But what the Suns lost in the trade -- Shawn Marion's all-around game, space for Steve Nash to work his improvisational magic and the ability to overwhelm opponents with tempo -- was greater than what they gained.

It had become clear that up-tempo formula wasn't going to get them past San Antonio, and it was at least likely that it wasn't going to get them past the upgraded Lakers, so they took a shot. It most decidedly didn't work, and now they're stuck with two more years of a fading Shaq owed $20 million per while Nash, 34, likely enters his decline phase.

In the past three years the Suns have been eliminated in the conference finals, conference semifinals and conference quarterfinals, in that order. Detect a pattern there? Me neither, but it looks like things are likely to go down before they go back up.

There's some chatter that coach Mike D'Antoni could be on his way out.

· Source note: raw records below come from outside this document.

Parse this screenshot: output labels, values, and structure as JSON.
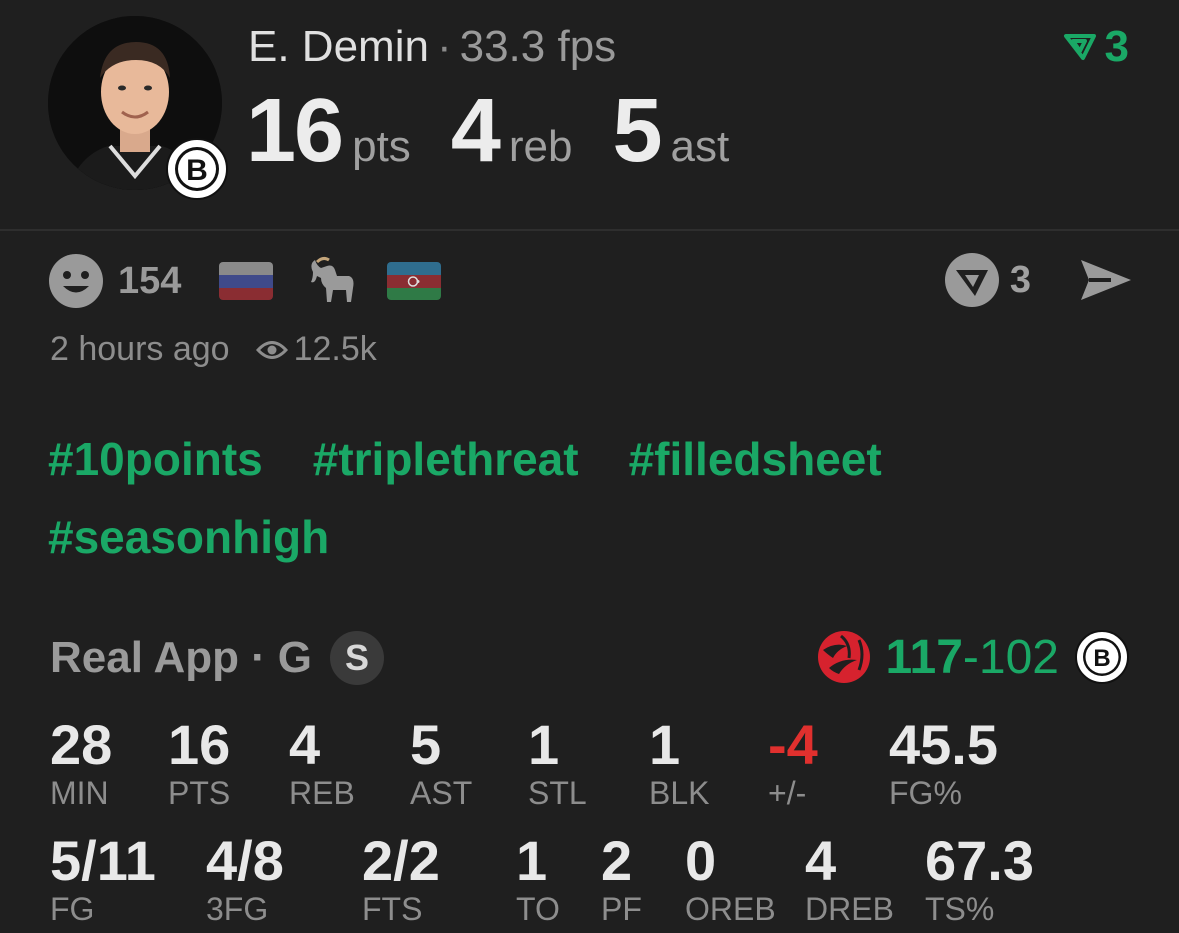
{
  "player": {
    "name": "E. Demin",
    "fps": "33.3 fps",
    "team_logo_letter": "B",
    "stats": [
      {
        "value": "16",
        "unit": "pts"
      },
      {
        "value": "4",
        "unit": "reb"
      },
      {
        "value": "5",
        "unit": "ast"
      }
    ]
  },
  "vote_top_count": "3",
  "reactions": {
    "count": "154",
    "right_count": "3"
  },
  "meta": {
    "time": "2 hours ago",
    "views": "12.5k"
  },
  "tags": [
    "#10points",
    "#triplethreat",
    "#filledsheet",
    "#seasonhigh"
  ],
  "game": {
    "source": "Real App",
    "position": "G",
    "badge": "S",
    "score_home": "117",
    "score_away": "102"
  },
  "box_row1": [
    {
      "value": "28",
      "label": "MIN"
    },
    {
      "value": "16",
      "label": "PTS"
    },
    {
      "value": "4",
      "label": "REB"
    },
    {
      "value": "5",
      "label": "AST"
    },
    {
      "value": "1",
      "label": "STL"
    },
    {
      "value": "1",
      "label": "BLK"
    },
    {
      "value": "-4",
      "label": "+/-"
    },
    {
      "value": "45.5",
      "label": "FG%"
    }
  ],
  "box_row2": [
    {
      "value": "5/11",
      "label": "FG"
    },
    {
      "value": "4/8",
      "label": "3FG"
    },
    {
      "value": "2/2",
      "label": "FTS"
    },
    {
      "value": "1",
      "label": "TO"
    },
    {
      "value": "2",
      "label": "PF"
    },
    {
      "value": "0",
      "label": "OREB"
    },
    {
      "value": "4",
      "label": "DREB"
    },
    {
      "value": "67.3",
      "label": "TS%"
    }
  ],
  "colors": {
    "accent_green": "#1aa866",
    "negative_red": "#e0302e",
    "background": "#1f1f1f"
  }
}
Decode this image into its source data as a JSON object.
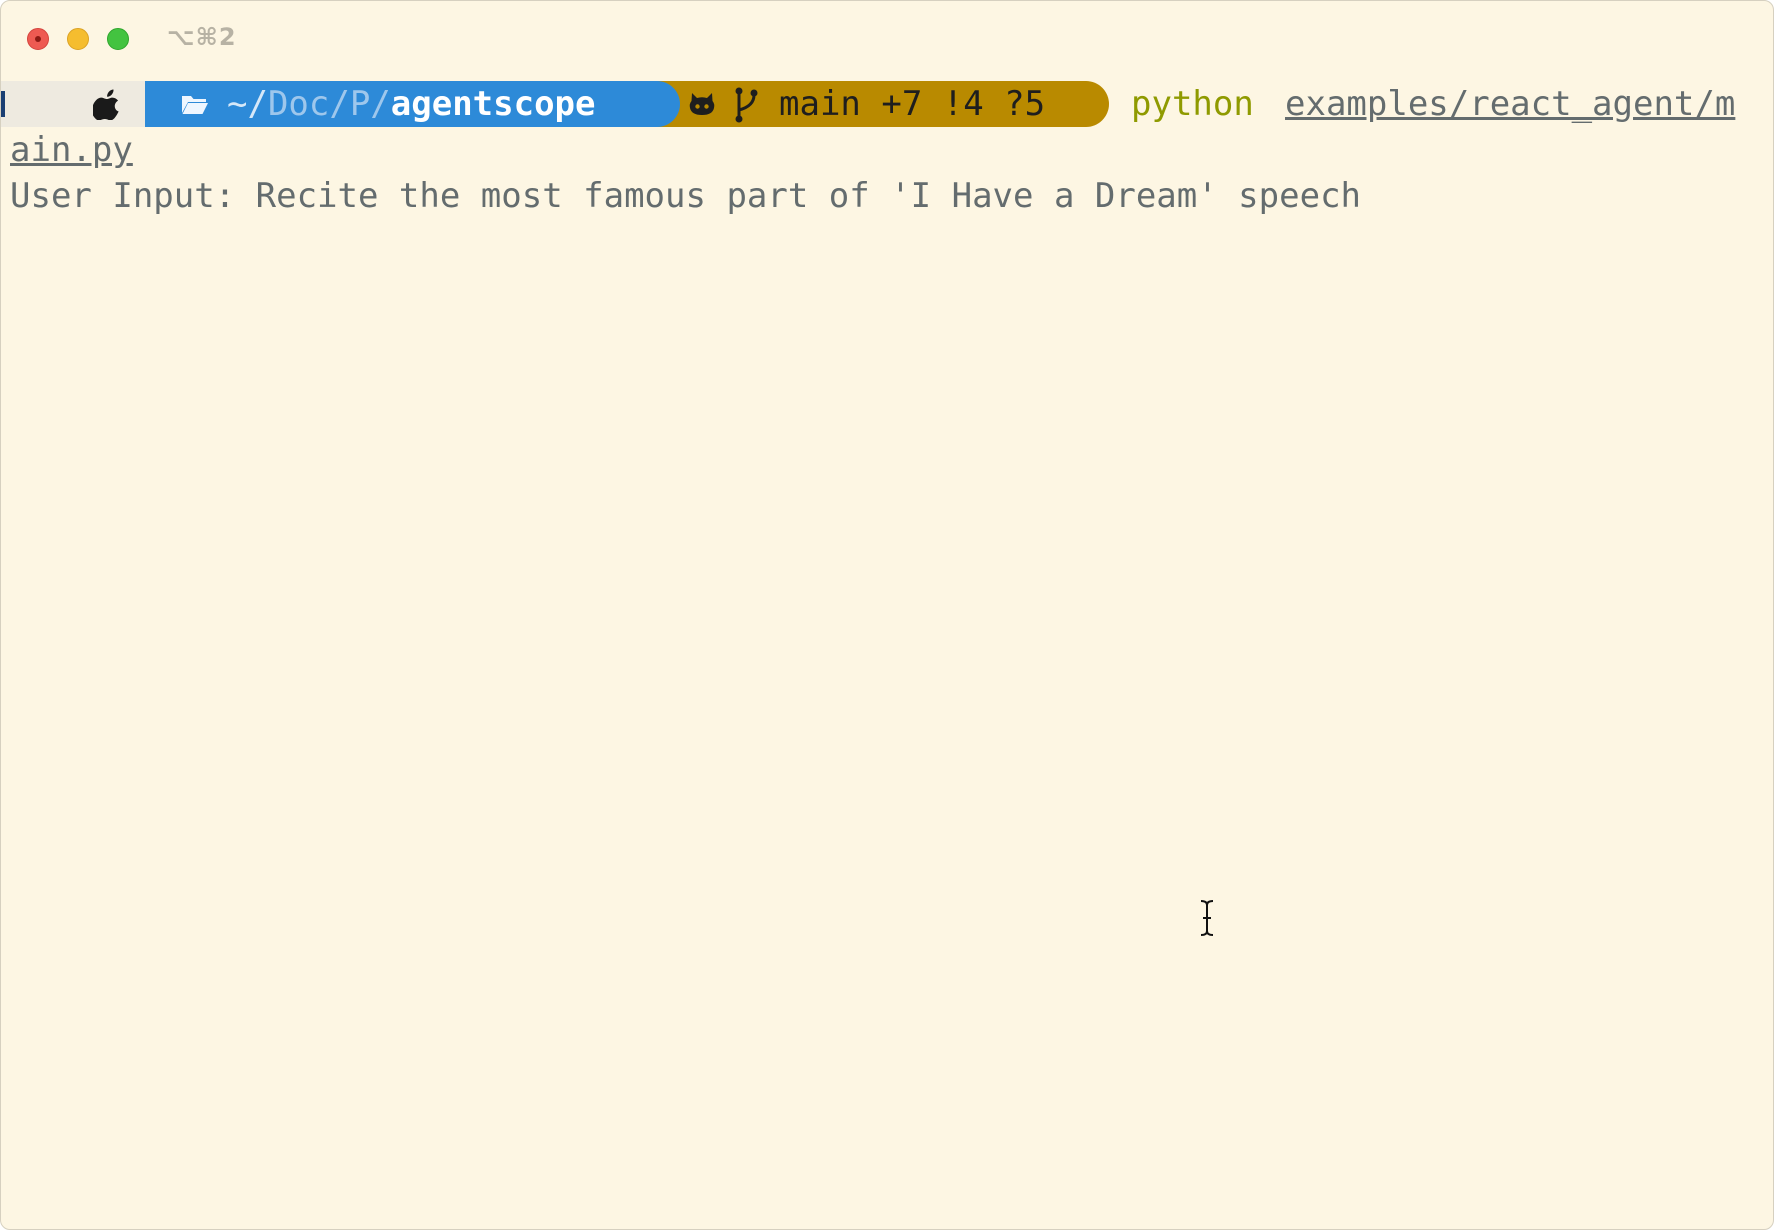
{
  "window": {
    "shortcut": "⌥⌘2",
    "colors": {
      "background": "#fdf6e3",
      "close": "#ee5a52",
      "minimize": "#f5bd2f",
      "maximize": "#43c340",
      "dir_segment": "#2d8ad8",
      "git_segment": "#b98a00",
      "python_cmd": "#8f9a00",
      "text": "#646c6e"
    }
  },
  "prompt": {
    "os_icon": "apple-icon",
    "dir": {
      "icon": "folder-icon",
      "prefix": "~/",
      "middle": "Doc/P/",
      "current": "agentscope"
    },
    "git": {
      "icons": [
        "github-icon",
        "branch-icon"
      ],
      "status": "main +7 !4 ?5"
    }
  },
  "command": {
    "program": "python",
    "arg_part1": "examples/react_agent/m",
    "arg_part2": "ain.py"
  },
  "output": {
    "user_input_line": "User Input: Recite the most famous part of 'I Have a Dream' speech"
  },
  "cursor": "ibeam-cursor-icon"
}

It's unclear whether he or general manager Steve Kerr was the one who wanted to make the Shaq trade, but either way, Kerr didn't hire D'Antoni, and you tell me if this post-game comment by Nash sounds like the star player throwing the coach to the wolves, which it sounded like to me:

"I think on paper we have more talent than they [the Spurs] do, but I think their experience, their commitment and understanding of what they're trying to do is greater than ours. And their ability to play together and make small plays on both ends of the floor, do the little things, is unsurpassed. That's why I think a team like them has won as many championships as they have."

In other words: Boy, they're really well coached. Unlike us.